By Peter A. Susser Federal contractors’ administration of family leave will face unprecedented scrutiny as a result of a new executive order from President Obama. The order requires the disclosure of labor law violations committed by would-be contractors, and a determination of whether that candidate is satisfactorily responsible and ethical. The order is a sobering wake-up call that will require federal contractors to take important preparatory steps.
The “Fair Pay and Safe Workplaces” executive order incorporates a number of policy positions that the administration and its congressional allies have long advanced, including restrictions on the use of “pre-dispute” mandatory employment arbitration agreements to resolve disputes relating to sex discrimination, harassment or assault and transparency in paycheck practices (including classification issues).
The directive’s major thrust, however, is on the disclosure of labor law violations committed by a contracting candidate within the past three years, and a resulting determination of whether this would-be contractor is a “responsible source” with a satisfactory record of integrity and business ethics.
Supporters say the new executive order will encourage contractors practices that enhance productivity, and improve the likelihood that goods and services will be delivered in a timely, predictable and satisfactory manner. The applies to contracts worth $500,000 or more and to most subcontracts. It is due to be implemented in 2016 following release of regulations by the Federal Acquisition Regulation Council, with guidance provided by DOL.
Impact on FMLA
The new directive will apply to any administrative merit determination, arbitration award or decision, or civil judgments under the FMLA that have occurred within the preceding three-year period. The reporting obligation also will continue following the award of the contract and during the period of its performance, when covered companies will have to update the previously submitted information every six months.
The executive order envisions that federal agency contracting officers, with the assistance of labor advisers on whom they rely, will review the reported information (which is likely to extend, for certain contracts, to covered subcontractors), and determine what, if any, remedial action is necessary. This might range from consultation and compliance assistance at one end of the spectrum, to agreements to avoid future violations, and ultimately, to consideration of contract suspension, termination and/or debarment.

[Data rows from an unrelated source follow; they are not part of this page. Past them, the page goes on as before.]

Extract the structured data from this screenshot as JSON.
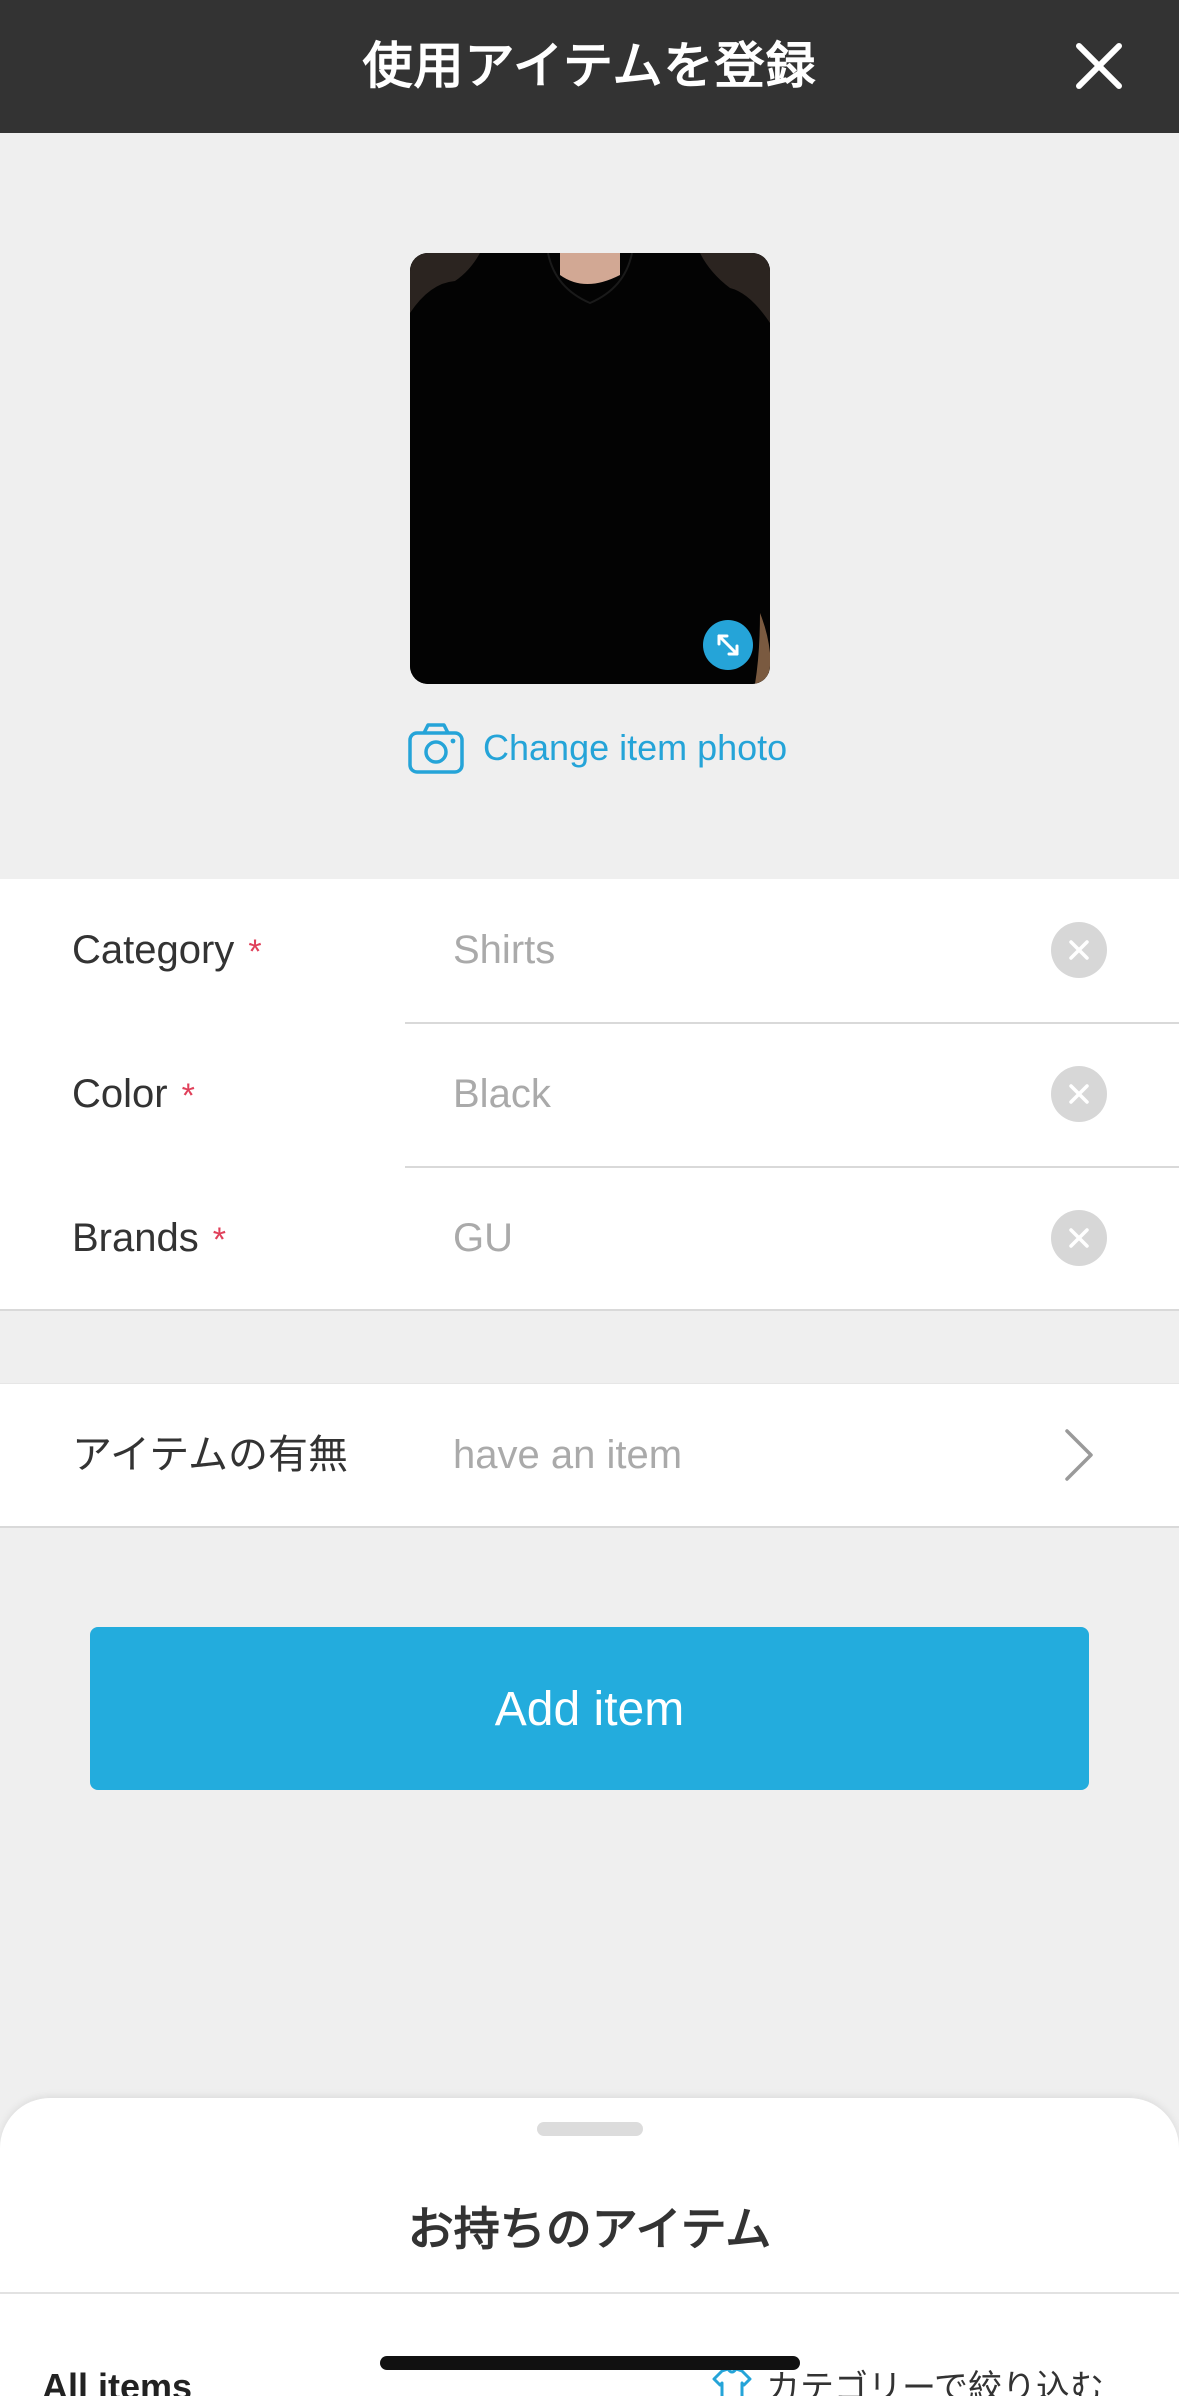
{
  "header": {
    "title": "使用アイテムを登録",
    "close_icon": "close-icon"
  },
  "photo": {
    "expand_icon": "expand-arrows-icon",
    "change_label": "Change item photo",
    "camera_icon": "camera-icon"
  },
  "form": {
    "required_mark": "*",
    "rows": [
      {
        "label": "Category",
        "value": "Shirts"
      },
      {
        "label": "Color",
        "value": "Black"
      },
      {
        "label": "Brands",
        "value": "GU"
      }
    ]
  },
  "ownership": {
    "label": "アイテムの有無",
    "value": "have an item"
  },
  "add_button": {
    "label": "Add item"
  },
  "sheet": {
    "title": "お持ちのアイテム",
    "all_items_label": "All items",
    "filter_label": "カテゴリーで絞り込む"
  },
  "colors": {
    "header_bg": "#333333",
    "accent": "#23acdd",
    "required": "#e0405a",
    "page_bg": "#efefef"
  }
}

For employers that are federal contractors, the new executive order poses new compliance concerns under the FMLA. Traditionally, the exclusive avenues for enforcement of rights (and punishment for deficiencies) have been the filing of administrative complaints with DOL’s Wage and Hour Division, or the filing of a private civil action in court. Violators of the FMLA may be liable for damages equal to the amount of any wages, benefits or other compensation denied or lost.
When wages, salaries benefits and/or other compensation have not been denied, an employee may recover actual monetary losses resulting from the violation up to a sum equal to 12 weeks of wages or the salary. Equitable relief, such as reinstatement or promotion, as well as attorney’s fees, may be awarded in litigation. Importantly, findings of willful violations can double the amount of awards.
Sobering Conclusion for Covered Contractors
The compliance process and potential sanctions envisioned by the new executive order are sobering.
Complications and challenges may arise in ways not previously envisioned. For example, with FAR regulations and advice from DOL and the Office of Management and Budget likely to specify the mechanics of administration, single findings of violation may not necessarily give rise to a finding of “lack of responsibility” on the part of the current or potential contractor or subcontractor.
Consequently, all federal contractors should review their histories of compliance and violation under FMLA (and the other covered federal statutes), and make any policy or process improvements that will place them in a better position if and when any adverse parts of their record come under new scrutiny and analysis in the procurement process.